The arcade was built in 1818 to the order of George Cavendish, 1st Earl of Burlington, younger brother of William Cavendish, 5th Duke of Devonshire, who had inherited the adjacent Burlington House, on what had been the side garden of the house and was reputedly to prevent passers-by throwing oyster shells and other rubbish over the wall of his home. It was designed by architect Samuel Ware. Burlington Arcade was built “for the sale of jewellery and fancy articles of fashionable demand, for the gratification of the public”. However, it was also said to have been built so that the Lord’s wife could shop safely amongst other genteel ladies and gentleman away from the busy, dirty, and crime ridden open streets of London.
Burlington Arcade opened on 20 March 1819. From the outset, it positioned itself as an elegant and exclusive upmarket shopping venue, with shops offering luxury goods. It was one of London’s earliest covered shopping arcades and one of several arcades that were constructed in Western Europe in the early 19th century. Other examples of grand shopping arcades include:
Covered passages of Paris, Palais Royal in Paris (opened in 1784);
Passage de Feydeau in Paris (opened in 1791);
Galeries Royales Saint-Hubert in Brussels;
and The Passage in St.
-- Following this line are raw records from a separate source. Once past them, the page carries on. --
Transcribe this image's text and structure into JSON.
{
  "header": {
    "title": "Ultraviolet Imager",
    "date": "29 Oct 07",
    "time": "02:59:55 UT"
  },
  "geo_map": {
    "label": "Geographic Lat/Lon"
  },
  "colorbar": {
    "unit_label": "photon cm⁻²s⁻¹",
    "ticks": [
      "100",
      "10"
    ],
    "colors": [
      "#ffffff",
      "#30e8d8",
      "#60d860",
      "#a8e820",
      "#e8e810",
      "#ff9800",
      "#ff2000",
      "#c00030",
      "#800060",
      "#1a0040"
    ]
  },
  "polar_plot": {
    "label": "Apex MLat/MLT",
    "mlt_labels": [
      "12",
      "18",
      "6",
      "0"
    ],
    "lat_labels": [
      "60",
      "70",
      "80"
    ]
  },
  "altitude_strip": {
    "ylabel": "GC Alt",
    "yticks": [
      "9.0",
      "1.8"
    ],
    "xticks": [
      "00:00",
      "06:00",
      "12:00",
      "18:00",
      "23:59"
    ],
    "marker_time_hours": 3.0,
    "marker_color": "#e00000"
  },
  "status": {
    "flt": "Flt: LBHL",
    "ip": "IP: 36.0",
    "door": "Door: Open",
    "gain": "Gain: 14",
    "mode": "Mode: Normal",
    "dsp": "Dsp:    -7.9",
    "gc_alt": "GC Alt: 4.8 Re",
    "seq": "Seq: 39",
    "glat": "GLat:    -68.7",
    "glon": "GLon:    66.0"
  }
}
Petersburg, the Galleria Umberto I in Naples, and the Galleria Vittorio Emanuele II in Milan (1878).”
From Swedish website Wodehouse Sallskapet, citing N.T.P. Murphy´s Three Wodehouse Walks:
“Go down Old Burlington Street. Turn right along the Burlington Gardens towards entrance to the Burlington Arcade. Inside the arcade after about 20 yards on the left side there is a showcase full of silverware, including kosnipor. We can imagine that Tom Travers visited the arcade on the lookout for various unique findings. This was once antique store that sold the kind kosnipor (cow creamers) Tom Travers gathered in. Aunt Dahlia gave Bertie Wooster mission to consult the store and try to buy a separate copy. Bertie’s task was to negotiate a low price by claiming that kosnipan was not genuine but a “contemporary Dutch work “(see Code of the Woosters page about 19-21).”